Your inner being is a sanctuary, cleanse it with the light of compassionate awareness.
During this sacred month we fast between dawn and sunset from food and drink, from daytime sex, from gossip, and even from expressions of anger.
We have an opportunity to experience a new lightness, emptiness, and what some have called transparency. We discover that with this fasting we have a different experience of our inner being.
This month’s theme reminds us that our inner being is a sanctuary. I asked myself what does this feel like? Is it just an idea, a concept, or can I witness the state of my inner being right now?

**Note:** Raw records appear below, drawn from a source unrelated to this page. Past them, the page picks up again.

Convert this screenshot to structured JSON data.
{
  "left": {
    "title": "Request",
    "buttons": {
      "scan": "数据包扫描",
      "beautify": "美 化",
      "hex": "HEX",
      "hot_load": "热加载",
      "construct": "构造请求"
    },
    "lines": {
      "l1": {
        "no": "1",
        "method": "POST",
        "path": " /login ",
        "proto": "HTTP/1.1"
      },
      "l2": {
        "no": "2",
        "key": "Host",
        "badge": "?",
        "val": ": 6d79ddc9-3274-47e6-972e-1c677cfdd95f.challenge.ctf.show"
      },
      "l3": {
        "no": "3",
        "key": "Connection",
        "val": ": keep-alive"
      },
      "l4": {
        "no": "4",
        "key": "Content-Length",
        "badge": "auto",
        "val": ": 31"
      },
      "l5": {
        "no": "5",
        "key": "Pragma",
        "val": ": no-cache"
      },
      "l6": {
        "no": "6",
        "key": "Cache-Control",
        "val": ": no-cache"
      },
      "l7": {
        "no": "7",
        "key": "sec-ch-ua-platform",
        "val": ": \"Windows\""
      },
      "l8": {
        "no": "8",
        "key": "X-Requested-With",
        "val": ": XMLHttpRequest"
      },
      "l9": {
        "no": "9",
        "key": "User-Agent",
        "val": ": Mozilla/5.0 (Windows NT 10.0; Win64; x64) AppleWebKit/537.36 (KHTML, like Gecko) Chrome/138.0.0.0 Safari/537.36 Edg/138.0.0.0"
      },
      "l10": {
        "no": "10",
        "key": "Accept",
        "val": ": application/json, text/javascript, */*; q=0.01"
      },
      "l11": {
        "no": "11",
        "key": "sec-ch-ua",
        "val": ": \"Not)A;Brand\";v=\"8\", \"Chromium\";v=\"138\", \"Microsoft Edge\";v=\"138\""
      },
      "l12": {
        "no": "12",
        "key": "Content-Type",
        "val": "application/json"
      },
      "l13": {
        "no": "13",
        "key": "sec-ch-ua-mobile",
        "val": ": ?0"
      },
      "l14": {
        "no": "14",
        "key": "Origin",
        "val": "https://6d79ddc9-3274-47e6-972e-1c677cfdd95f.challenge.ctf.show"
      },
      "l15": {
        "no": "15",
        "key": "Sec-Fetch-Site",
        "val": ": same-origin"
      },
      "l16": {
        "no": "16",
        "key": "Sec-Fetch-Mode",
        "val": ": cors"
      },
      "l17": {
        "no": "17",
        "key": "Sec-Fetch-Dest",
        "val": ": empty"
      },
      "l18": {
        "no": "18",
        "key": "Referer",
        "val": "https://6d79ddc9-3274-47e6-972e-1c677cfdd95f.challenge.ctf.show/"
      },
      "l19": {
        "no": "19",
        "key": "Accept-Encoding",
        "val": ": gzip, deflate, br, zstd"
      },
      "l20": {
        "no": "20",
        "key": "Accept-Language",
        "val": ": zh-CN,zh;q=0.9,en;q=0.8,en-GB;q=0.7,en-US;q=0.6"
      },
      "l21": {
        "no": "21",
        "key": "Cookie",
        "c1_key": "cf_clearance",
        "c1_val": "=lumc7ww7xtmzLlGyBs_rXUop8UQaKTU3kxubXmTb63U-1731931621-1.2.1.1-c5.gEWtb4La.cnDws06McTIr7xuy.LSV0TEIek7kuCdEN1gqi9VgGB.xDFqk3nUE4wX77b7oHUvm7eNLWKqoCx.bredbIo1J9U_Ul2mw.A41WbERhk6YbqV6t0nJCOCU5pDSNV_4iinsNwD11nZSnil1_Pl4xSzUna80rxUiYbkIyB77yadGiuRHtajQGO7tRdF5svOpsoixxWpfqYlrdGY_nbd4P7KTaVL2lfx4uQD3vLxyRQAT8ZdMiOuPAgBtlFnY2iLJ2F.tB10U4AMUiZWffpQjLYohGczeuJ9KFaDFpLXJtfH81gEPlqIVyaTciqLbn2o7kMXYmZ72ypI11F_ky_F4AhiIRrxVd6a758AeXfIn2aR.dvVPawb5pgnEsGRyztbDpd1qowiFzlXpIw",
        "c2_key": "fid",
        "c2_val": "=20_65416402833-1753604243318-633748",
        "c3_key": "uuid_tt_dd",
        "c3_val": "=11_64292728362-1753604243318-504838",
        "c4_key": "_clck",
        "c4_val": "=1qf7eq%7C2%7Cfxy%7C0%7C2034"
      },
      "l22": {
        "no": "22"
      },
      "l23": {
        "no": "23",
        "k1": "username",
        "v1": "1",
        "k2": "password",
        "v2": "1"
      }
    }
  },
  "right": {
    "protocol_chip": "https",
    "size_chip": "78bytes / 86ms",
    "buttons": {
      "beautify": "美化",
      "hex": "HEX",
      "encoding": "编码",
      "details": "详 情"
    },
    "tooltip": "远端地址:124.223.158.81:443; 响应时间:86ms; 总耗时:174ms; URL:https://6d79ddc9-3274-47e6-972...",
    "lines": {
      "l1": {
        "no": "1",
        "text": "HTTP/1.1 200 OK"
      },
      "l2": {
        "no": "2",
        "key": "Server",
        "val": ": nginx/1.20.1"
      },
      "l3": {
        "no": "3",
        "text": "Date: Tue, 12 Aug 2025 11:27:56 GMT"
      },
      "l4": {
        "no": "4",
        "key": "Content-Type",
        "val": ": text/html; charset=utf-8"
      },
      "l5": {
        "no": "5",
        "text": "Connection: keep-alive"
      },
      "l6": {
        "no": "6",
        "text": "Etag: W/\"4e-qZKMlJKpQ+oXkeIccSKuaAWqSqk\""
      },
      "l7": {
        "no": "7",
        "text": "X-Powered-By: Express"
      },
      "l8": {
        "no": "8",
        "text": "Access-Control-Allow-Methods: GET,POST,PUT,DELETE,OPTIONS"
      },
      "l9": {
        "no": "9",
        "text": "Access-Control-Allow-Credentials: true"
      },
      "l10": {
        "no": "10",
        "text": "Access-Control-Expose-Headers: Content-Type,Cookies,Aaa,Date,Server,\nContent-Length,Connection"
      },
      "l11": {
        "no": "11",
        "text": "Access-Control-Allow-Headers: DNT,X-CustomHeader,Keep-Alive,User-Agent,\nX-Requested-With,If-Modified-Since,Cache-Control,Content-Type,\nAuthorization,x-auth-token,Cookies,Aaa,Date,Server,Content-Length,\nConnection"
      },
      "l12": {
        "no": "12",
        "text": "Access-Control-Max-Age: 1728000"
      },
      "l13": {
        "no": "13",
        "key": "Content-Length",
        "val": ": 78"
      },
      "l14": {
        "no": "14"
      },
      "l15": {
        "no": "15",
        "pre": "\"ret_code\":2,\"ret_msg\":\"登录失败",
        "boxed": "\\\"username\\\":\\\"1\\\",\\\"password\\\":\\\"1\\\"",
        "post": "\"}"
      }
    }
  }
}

On the second day of Ramadan I was feeling a little more tender, a little more sensitive than usual. Asking “What is the state of my being right now?” for some reason my grandparents became very present to my heart.
At the beginning of the Twentieth Century they came, brave and young, to America from Poland, with little more than their wits and their hopes. Did they ever think of what lives their grandchildren would have? Could they have imagined the spiritual path their grandson would follow?
I was feeling each one of them as I have never felt them before, and at the same time I was realizing that I carry within me a debt to them for their sacrifice and courage. I felt it had something to do with the dignity of human life, the striving of generation upon generation to achieve a better life.
And what responsibility does my heart carry? What rights do I have to allow in my own being anything that is trivial, indulgent, or selfish? What right do I have to take any backward steps on that path of dignity my ancestors travelled and which I might, inshallah, continue?
So this is where my own self-examination led on that second day of Ramadan. Fasting had made me more sensitive to my own heart, reminding me that the heart is something quite extraordinary and precious. After reflecting on the debt to my ancestors, and to my parents, and that this debt is also about my relationship to God, what do I do now? How can I be responsible to fulfill the debt of my existence?
The wise ones of our tradition speak of a “doorkeeper of the heart.”
The doorkeeper discerns what to allow into the sanctuary of the heart. Just as we pay attention to the foods we eat to select what is most healthy, likewise we can pay attention to the impressions that we allow our heart to consume. The doorkeeper of the heart is responsible for discerning the right food for the soul. Is this the true meaning of “halal”? And that doorkeeper, on an even more subtle level, can monitor what we give our attention to, what we allow our minds to dwell on.
And is the doorkeeper also a caretaker? Who will sweep the heart clean? Who will polish the mirror of the heart? Who will open the heart to the Light of the Divine? Who will fill the heart with the blessings of the Divine Names from a tongue moistened with remembrance?
My brave and beloved ancestors were simple people and I never knew any of them to be unkind: Wincenty, a coal miner who worked hard enough to eventually buy a dairy farm in the Pocono Mountains, and his wife, Sophie, who bore nine children. Julian, a cabinet maker and jack of all trades, and his wife, my grandmother, Michalina, mother of seven, a community leader in Bayonne, New Jersey, so beloved that 2000 people came to her funeral. On that day my father had to search the local bars to find my grandfather, sober him up, and get him to the funeral.
They felt so present today. Was that merely imagined, and if imagined is it less real? And why at the beginning of Ramadan do my Catholic ancestors appear in my heart? And why does my heart tremble? And will this caretaking of the heart resound in our children, and our children’s children, on this path of human advancement?
With your permission, I will leave now. I still have cleaning to do…
“Your inner being is a sanctuary, cleanse it with the light of compassionate awareness.”